Muslim population in the world
Based on research done by the US-based Pew Forum on Religion & Public Life in 2011, Indonesia has the largest Muslim population of nearly 205 million in 2010, followed by Pakistan and India who are very close in numbers of Muslim populations, both around 178 million. However, Muslims only account for 14.6% of India’s population, whilst 88.1% of Indonesia’s population and 96.4% of Pakistan’s population are Muslim.
You might be wondering, ‘are there countries in the world where the entire population is Muslim?’ The answer is yes (or very close to it) -there are a few. Morocco has the highest percentage of 99.9% Muslim of its population. And to name a few, Afghanistan, Tunisia and Iran also have high density at more than 99.7%.
In 2030, the estimated Muslim populations around the world will grow by 25% to 2.2 billion. And this figure will be more than a quarter of the world’s population. By then, Pakistan will probably overtake Indonesia as the country with the largest Muslim population.
Ramadan in summer vs.
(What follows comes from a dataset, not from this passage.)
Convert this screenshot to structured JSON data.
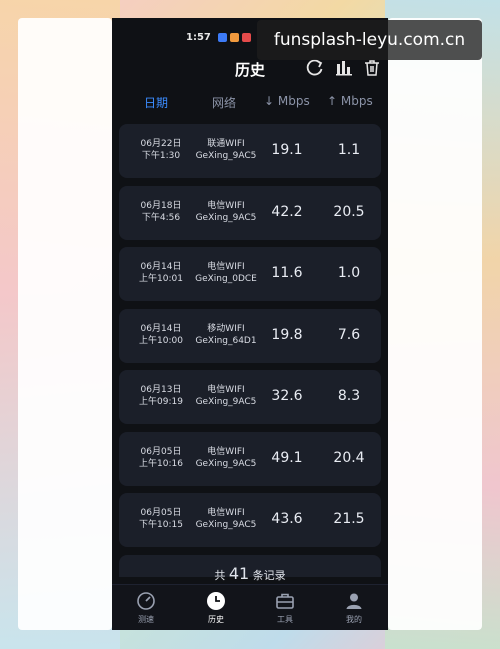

Ramadan in winter
What’s the difference of having Ramadan in summer versus having it in winter? It’s 55 hours and 30 mins!
As we might know, Indonesia is the home of the largest population of Muslims in the world, so let’s use it as our example. The average day length in June in Indonesia is about 11 hours 46 mins. While, the average day length in June in Australia is only 9 hours 55 mins. So technically, the fasting time in Indonesia is 55 hours and 30 mins more than it is in Australia. Hypothetically, in order to catch up with the difference, Muslims living in Australia need to fast 5.6 days more!